Dave was waiting expectantly, so Fargo reluctantly answered. “You can’t rightly blame a woman out West for putting on airs. It’s a mean, hardscrabble life and chips away at their spirit. They can’t hardly lay hands on a bright bit of cloth, and the only book around is likely a Bible or a gun catalog.”

“Don’t it beat the Dutch?” Dave plowed on as if Fargo hadn’t spoken. “She don’t like me to cut shines, nor smoke tobacco, nor get oiled. No gambling, no cussing, and get this—no foofaraw on Sunday! Hell, that’s the only day I’m rested enough for it.”

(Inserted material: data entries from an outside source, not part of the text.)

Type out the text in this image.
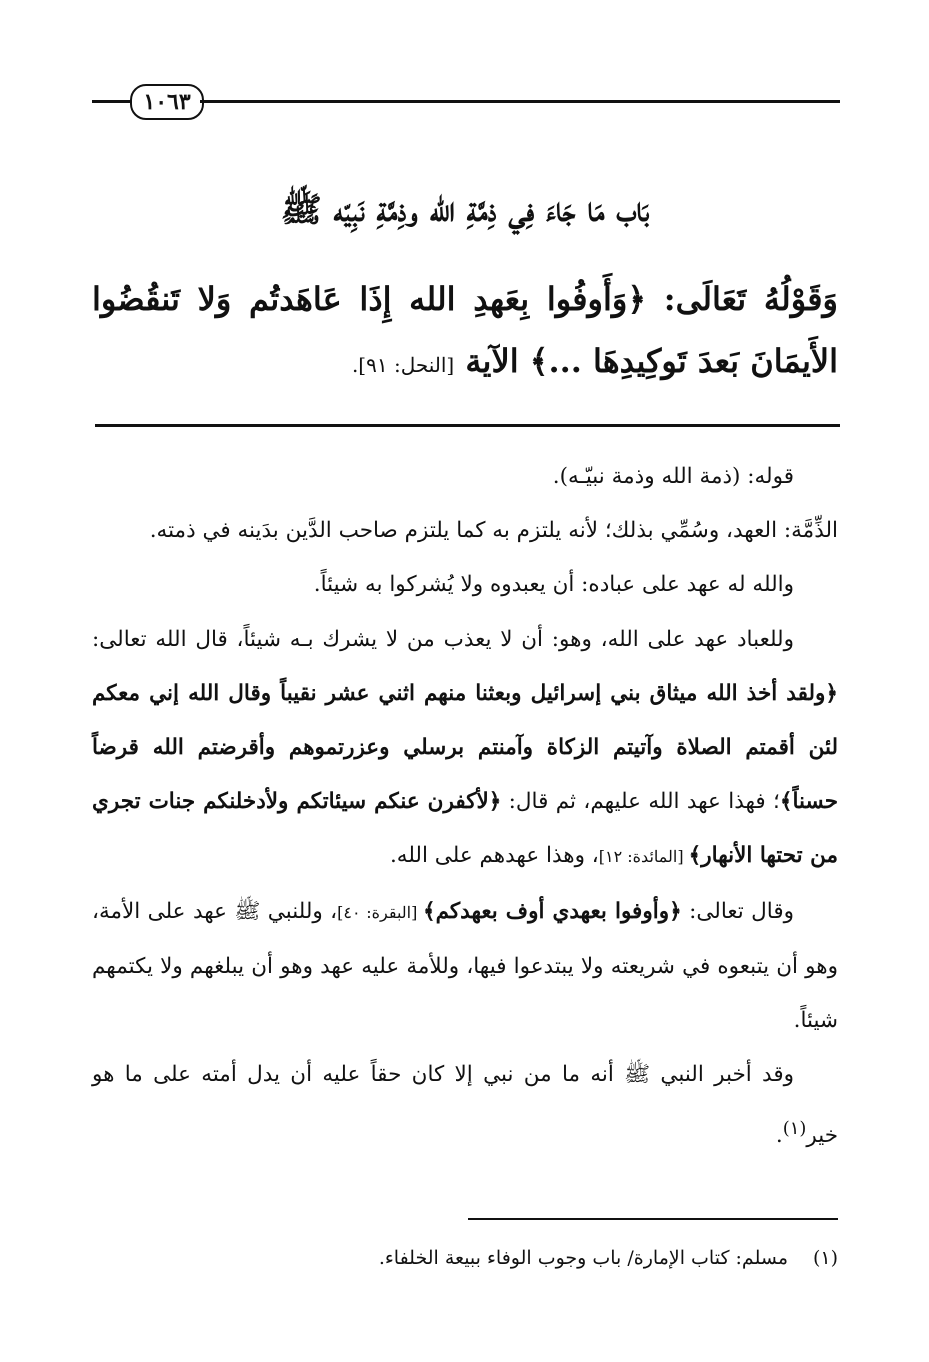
١٠٦٣
بَاب مَا جَاءَ فِي ذِمَّةِ الله وذِمَّةِ نَبِيّه ﷺ
وَقَوْلُهُ تَعَالَى: ﴿وَأَوفُوا بِعَهدِ الله إِذَا عَاهَدتُم وَلا تَنقُضُوا الأَيمَانَ بَعدَ تَوكِيدِهَا ...﴾ الآية [النحل: ٩١].

قوله: (ذمة الله وذمة نبيّـه).

الذِّمَّة: العهد، وسُمِّي بذلك؛ لأنه يلتزم به كما يلتزم صاحب الدَّين بدَينه في ذمته.

والله له عهد على عباده: أن يعبدوه ولا يُشركوا به شيئاً.

وللعباد عهد على الله، وهو: أن لا يعذب من لا يشرك بـه شيئاً، قال الله تعالى: ﴿ولقد أخذ الله ميثاق بني إسرائيل وبعثنا منهم اثني عشر نقيباً وقال الله إني معكم لئن أقمتم الصلاة وآتيتم الزكاة وآمنتم برسلي وعزرتموهم وأقرضتم الله قرضاً حسناً﴾؛ فهذا عهد الله عليهم، ثم قال: ﴿لأكفرن عنكم سيئاتكم ولأدخلنكم جنات تجري من تحتها الأنهار﴾ [المائدة: ١٢]، وهذا عهدهم على الله.

وقال تعالى: ﴿وأوفوا بعهدي أوف بعهدكم﴾ [البقرة: ٤٠]، وللنبي ﷺ عهد على الأمة، وهو أن يتبعوه في شريعته ولا يبتدعوا فيها، وللأمة عليه عهد وهو أن يبلغهم ولا يكتمهم شيئاً.

وقد أخبر النبي ﷺ أنه ما من نبي إلا كان حقاً عليه أن يدل أمته على ما هو خير$^{(١)}$.

(١)مسلم: كتاب الإمارة/ باب وجوب الوفاء ببيعة الخلفاء.
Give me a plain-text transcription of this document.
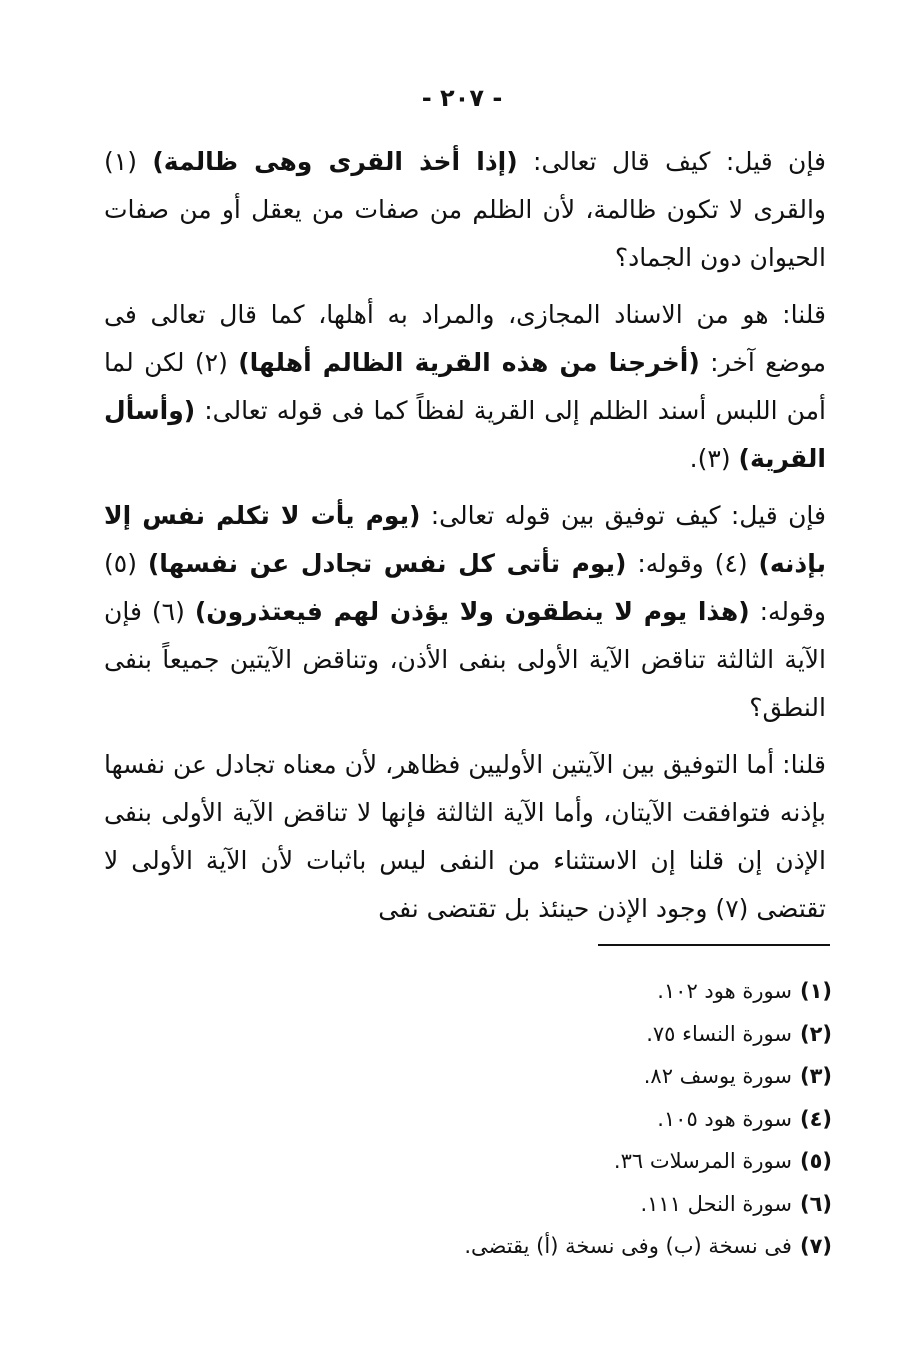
- ٢٠٧ -

فإن قيل: كيف قال تعالى: (إذا أخذ القرى وهى ظالمة) (١) والقرى لا تكون ظالمة، لأن الظلم من صفات من يعقل أو من صفات الحيوان دون الجماد؟

قلنا: هو من الاسناد المجازى، والمراد به أهلها، كما قال تعالى فى موضع آخر: (أخرجنا من هذه القرية الظالم أهلها) (٢) لكن لما أمن اللبس أسند الظلم إلى القرية لفظاً كما فى قوله تعالى: (وأسأل القرية) (٣).

فإن قيل: كيف توفيق بين قوله تعالى: (يوم يأت لا تكلم نفس إلا بإذنه) (٤) وقوله: (يوم تأتى كل نفس تجادل عن نفسها) (٥) وقوله: (هذا يوم لا ينطقون ولا يؤذن لهم فيعتذرون) (٦) فإن الآية الثالثة تناقض الآية الأولى بنفى الأذن، وتناقض الآيتين جميعاً بنفى النطق؟

قلنا: أما التوفيق بين الآيتين الأوليين فظاهر، لأن معناه تجادل عن نفسها بإذنه فتوافقت الآيتان، وأما الآية الثالثة فإنها لا تناقض الآية الأولى بنفى الإذن إن قلنا إن الاستثناء من النفى ليس باثبات لأن الآية الأولى لا تقتضى (٧) وجود الإذن حينئذ بل تقتضى نفى

(١)سورة هود ١٠٢.
(٢)سورة النساء ٧٥.
(٣)سورة يوسف ٨٢.
(٤)سورة هود ١٠٥.
(٥)سورة المرسلات ٣٦.
(٦)سورة النحل ١١١.
(٧)فى نسخة (ب) وفى نسخة (أ) يقتضى.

“It makes sense that she’d object,” Fargo replied from a deadpan. “After all, seven days makes a hole weak.”

All three men enjoyed a hearty laugh at the bawdy pun.

“Speaking of foofaraw,” Steve put in, “that’s one thing I do miss since we left Iowa—women. Them strumpets down in the camps all got the French pox.”

“Pipe down and ready your weapons,” Fargo said tersely as the Ovaro began to stutter-step nervously toward the right-hand side of the trace. “It ain’t flies this time. Eyes left!”

In a heartbeat things started happening nineteen to the dozen. A hideous, yipping war cry broke out from the jack pines on their left. One moment Steve sat his saddle, pivoting to aim his Greener. An eyeblink later the earth seemed to swallow him up. Fwipping arrows rained in on Fargo, spinning his hat off his head. The sudden shrieking panicked the wagon team, and they tore off down the mountainside at a breakneck pace, bouncing Dave off the board seat and onto the trail.

“Put at ’em!” Fargo roared to Dave, bringing his Henry up into the offhand position. But it was impossible to draw a bead: There wasn’t an Indian in sight.